Les besoins pour Madagascar sont gigantesques car le pays fait partie des plus pauvres du monde, malgré la très grande richesse de la faune et de la flore, ainsi que les ressources en minerais (quartz, diamant, etc.).

D’après une note du Ministère malgache des Finances et du Budget publiée en mars 2016, 48% des 23,2 millions d’habitants que comptaient Madagascar en 2014 vivaient dans l’extrême pauvreté et 87,7% vivaient sous le seuil de pauvreté, c’est-à-dire à moins de 1,25 dollars par jour. La plupart des facteurs de développement sont au rouge : faim et malnutrition, manque d’eau courante, d’électricité, de routes et d’autres infrastructures économiques, mauvaise santé publique, hôpitaux, etc. Le taux de scolarisation s’est effondré ces dernières années, 600 000 enfants ne sont plus scolarisés.

La réapparition de la peste a provoqué 202 morts en 2017 sur les 2 384 cas recensés, principalement de peste pulmonaire, la plus rapidement mortelle, et a nécessité la fermeture de dizaines d’écoles et d’universités pour les désinfecter. Plusieurs dizaines de nouveaux cas ont encore été recensés depuis août 2018 (avec au moins deux morts). À cet égard, le rite très célèbre du "retournement des morts" ("famadihana" : exhumation des dépouilles et réinhumation) n’est pas vraiment approprié du point de vue de l’hygiène pour lutter efficacement contre la peste et éviter sa persistance dans le pays. Ni la déforestation qui incite les rongeurs à rejoindre les villes. Ni évidemment le manque d’infrastructures sanitaires. Le directeur général de l’OMS, Tedros Adhanom Ghebreyesus, a confié en janvier 2018 : « Madagascar peut faire disparaître à tout jamais les épidémies de peste grâce à des investissements stratégiques dans son système de santé. » (cité par l’AFP).

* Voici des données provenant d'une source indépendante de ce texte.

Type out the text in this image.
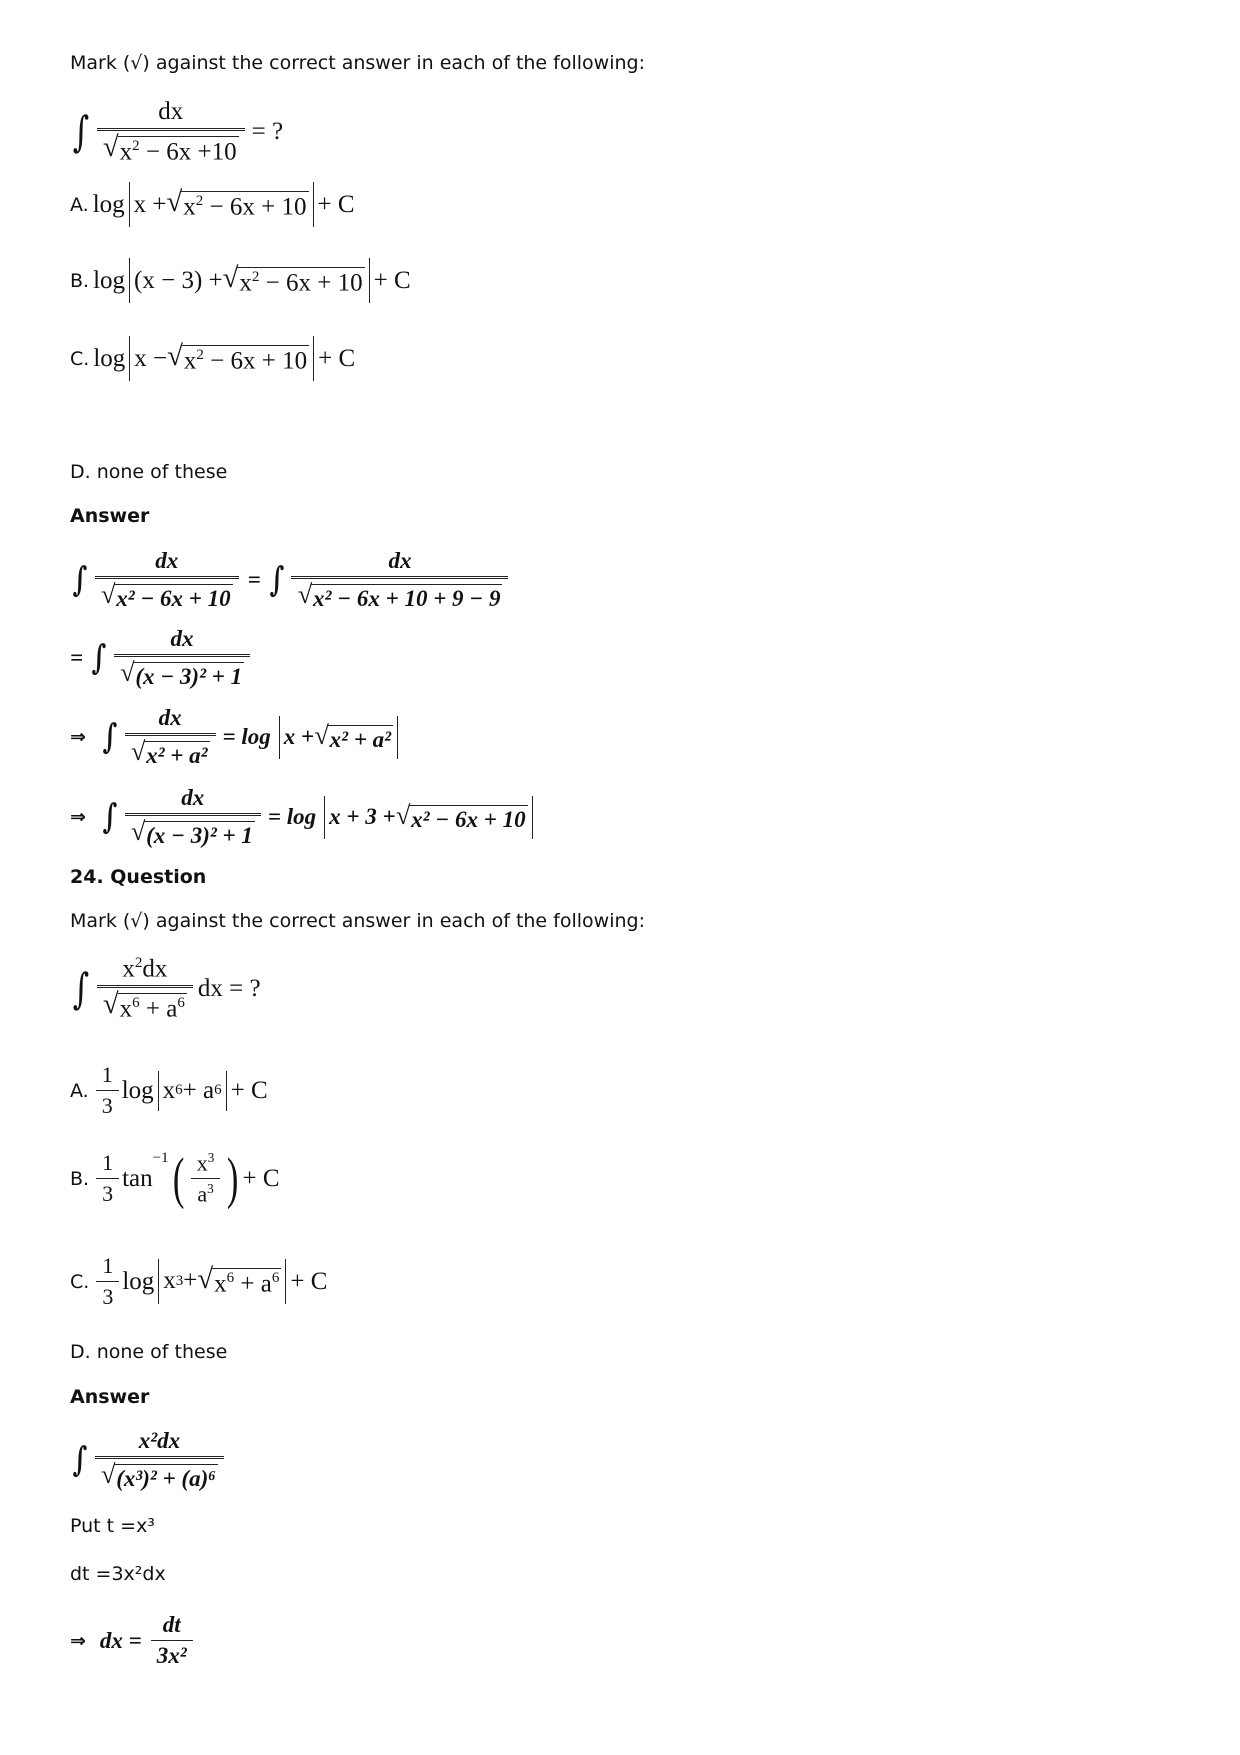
Mark (√) against the correct answer in each of the following:
∫ $\frac{dx}{√ x^2 - 6x +10}$ = ?
A. log x + √ $x^2 - 6x + 10 + C$
B. log (x − 3) + √ $x^2 - 6x + 10 + C$
C. log x − √ $x^2 - 6x + 10 + C$
D.
none of these
Answer
∫ $\frac{dx}{\text{√ x² − 6x + 10}}$ = ∫ $\frac{dx}{\text{√ x² − 6x + 10 + 9 − 9}}$
= ∫ $\frac{dx}{\text{√ (x − 3)² + 1}}$
⇒ ∫ $\frac{dx}{\text{√ x² + a²}} = \log x$ + √ x² + a²
⇒ ∫ $\frac{dx}{\text{√ (x − 3)² + 1}} = \log x + 3$ + √ x² − 6x + 10
24. Question
Mark (√) against the correct answer in each of the following:
∫ $\frac{x^2dx}{√ x^6 + a^6}$ dx = ?
A. $\frac{1}{3}$ log x 6 + a 6 + C
B. $\frac{1}{3}$ tan
$^{-1}$ ( $\frac{x^3}{a^3}$ ) + C
C. $\frac{1}{3}$ log x 3 + √ $x^6 + a^6 + C$
D.
none of these
Answer
∫ $\frac{\text{x²dx}}{\text{√ (x³)² + (a)⁶}}$
Put t =x³
dt =3x²dx
⇒ dx = $\frac{dt}{\text{3x²}}$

L’une des raisons majeures de cette pauvreté, alors que les ressources naturelles sont riches dans le pays, c’est l’incapacité du système politique malgache à stabiliser ses institutions, ce qui signifie qu’environ tous les dix ans, depuis une trentaine d’années, il y a une crise politique majeure qui réduit à néant les éventuels efforts économiques et politiques réalisés pendant la période précédente.

Ces prochains jours, Madagascar va vivre un nouveau cycle. Pour l’instant, rien ne peut dire si ce sera celui de la renaissance et de la prospérité ou celui, récurrent, de la crise politique et de la ruine économique. En effet, ce mercredi 7 novembre 2018 aura lieu le premier tour d’une nouvelle élection présidentielle et la campagne a montré que les inquiétudes et les angoisses étaient justifiées. Mon introduction montre à quels points les enjeux nationaux sont cruciaux, et pourtant, la classe politique se débat dans des querelles politiciennes à courte vue.

Parmi les très nombreux candidats (trente-six !), se trouvent les quatre anciens Président de la République parmi les cinq depuis 1975. Et encore ! Le cinquième n’est pas candidat parce qu’il est mort l’année dernière, Albert Zafy. Dans ce jeu où les individus font office de politique (chaque personnalité a son parti), il est rarement question de l’intérêt national mais plus sûrement de revanche, d’égocentrisme, de népotisme, de corruption, etc.

_yartiMada2018A04

Retraçons très succinctement la vie politique des dernières années. Marc Ravalomanana, maire de Tananarive et patron d’un grand groupe agroalimentaire, a gagné l’élection présidentielle de 2001-2002 face au Président sortant Didier Ratsiraka, élu démocratiquement en 1997 mais qui n’était autre que le dictateur archéocommuniste (surnommé l’Amiral rouge) arrivé au pouvoir par un putsch en 1975 et renvoyé du pouvoir par une série de manifestations géantes en 1991-1993.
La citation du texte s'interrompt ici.